Volumetric / soft particles:
- Are you using a method to render volumetric particles (to hide z-clipping on particle plane)?
- Do you use constant particle depth volume size (scaled with particle post projection size) or you do calculate a per pixel depth volume extent (calculated from particle texel alpha/brightness value or stored in different height/density channel in particle material)?
Do you have different path for DX9 particle rendering, or have you designed your title for the lowest common denominator in mind?
Some questions I'd like to ask for game developers about their particle rendering and animation systems:
Particle animation:
- How complex is your animation system? Are you just simulating simple linear movement and gravity or are you using artist defined envelopes (linear, splines, etc) to control vast amount of particle and emitter animation properties on runtime? If you are using GPU to process this data, are you storing the animation envelopes in textures or are you using arrays of constants?
- Are you doing collision detection for the particles or applying various forces to them based on the gameplay (gravity fields, explosion shockwaves, wind from character movements, etc)?
- Do you depth sort your particles? What kind of algorithm are you using? Are you using the last frame sorting information to speed up your algorithm?

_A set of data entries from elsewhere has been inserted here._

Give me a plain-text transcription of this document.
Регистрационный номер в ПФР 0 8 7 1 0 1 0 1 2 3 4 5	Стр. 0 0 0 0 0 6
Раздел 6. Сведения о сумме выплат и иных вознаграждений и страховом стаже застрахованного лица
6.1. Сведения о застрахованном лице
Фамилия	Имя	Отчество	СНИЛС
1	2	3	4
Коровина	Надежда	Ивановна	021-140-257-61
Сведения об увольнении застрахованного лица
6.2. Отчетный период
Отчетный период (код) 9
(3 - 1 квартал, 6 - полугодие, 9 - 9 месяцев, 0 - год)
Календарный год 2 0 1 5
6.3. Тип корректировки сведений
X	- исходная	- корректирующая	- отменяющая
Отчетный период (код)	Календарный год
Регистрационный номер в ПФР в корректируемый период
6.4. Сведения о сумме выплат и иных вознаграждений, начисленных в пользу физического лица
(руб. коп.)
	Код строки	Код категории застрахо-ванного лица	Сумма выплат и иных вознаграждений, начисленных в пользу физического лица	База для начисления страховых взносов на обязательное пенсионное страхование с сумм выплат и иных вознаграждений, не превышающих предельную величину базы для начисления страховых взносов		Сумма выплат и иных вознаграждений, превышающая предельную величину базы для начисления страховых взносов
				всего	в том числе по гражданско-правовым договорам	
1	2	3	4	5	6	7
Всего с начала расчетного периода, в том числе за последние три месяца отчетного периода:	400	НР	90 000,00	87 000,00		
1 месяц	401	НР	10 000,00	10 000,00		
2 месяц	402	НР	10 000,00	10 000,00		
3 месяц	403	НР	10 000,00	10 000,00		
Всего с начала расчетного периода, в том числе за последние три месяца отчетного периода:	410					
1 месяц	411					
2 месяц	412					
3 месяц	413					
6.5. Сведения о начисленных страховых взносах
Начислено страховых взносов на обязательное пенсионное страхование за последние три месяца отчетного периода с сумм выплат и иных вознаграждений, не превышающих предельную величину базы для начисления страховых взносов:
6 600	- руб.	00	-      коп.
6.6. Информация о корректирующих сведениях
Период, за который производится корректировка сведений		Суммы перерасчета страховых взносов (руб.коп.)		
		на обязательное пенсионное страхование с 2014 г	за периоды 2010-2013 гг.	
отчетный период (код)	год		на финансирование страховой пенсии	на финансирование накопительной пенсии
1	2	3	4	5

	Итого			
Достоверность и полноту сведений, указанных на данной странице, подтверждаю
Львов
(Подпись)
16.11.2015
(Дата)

- Are you using the CPU or GPU to do the animation (or a hybrid approach)? If you are using CPU, is your animation system multithreaded? Did the complexity of your animation system force you to use CPU to do the animation (or a part of it)? If you are using GPU what technique are you using to store & fetch the result (R2VB, streamout/memexport, vertex texture sampling, etc)?
Particle geometry generation and transformation:
- Are you transforming the particles to the post projection screen space on GPU or on CPU?
- Are you generating the particle quads on GPU or on CPU?
- What quad generation technique are you using for different particle types (point particle, rotated particle, stretched particle, frame/texcoord animated particle, etc)?
- Are you mixing up techniques depending on particle type (for example fixed function GPU point sprites for point particles, and CPU for all other types?)
Particle lighting and shadowing:
- Are you lighting your particles? Do you use similar light model you are using for your geometry or a simplified one (some sort of averaged lighting for example instead of multiple light sources)?
- Are you calculating a single lighting value for the particle center point (or the four vertices) or do you calculate the lighting for each rendered pixel (normal maps? height/density maps?)
- Are you shadowing your particles? Do you use the same data (shadow maps?) generated for geometry to do the shadow comparisons for your particles?
- Are you calculating the shadowing for the particle center point or edge vertices only (sampling shadow maps in vertex shader or software?) or for each rendered pixel in the pixel shader?
- Does your particles cast shadows to geometry? From all light sources? Soft or hard shadows?
Volumetric / soft particles:
- Are you using a method to render volumetric particles (to hide z-clipping on particle plane)?
- Do you use constant particle depth volume size (scaled with particle post projection size) or you do calculate a per pixel depth volume extent (calculated from particle texel alpha/brightness value or stored in different height/density channel in particle material)?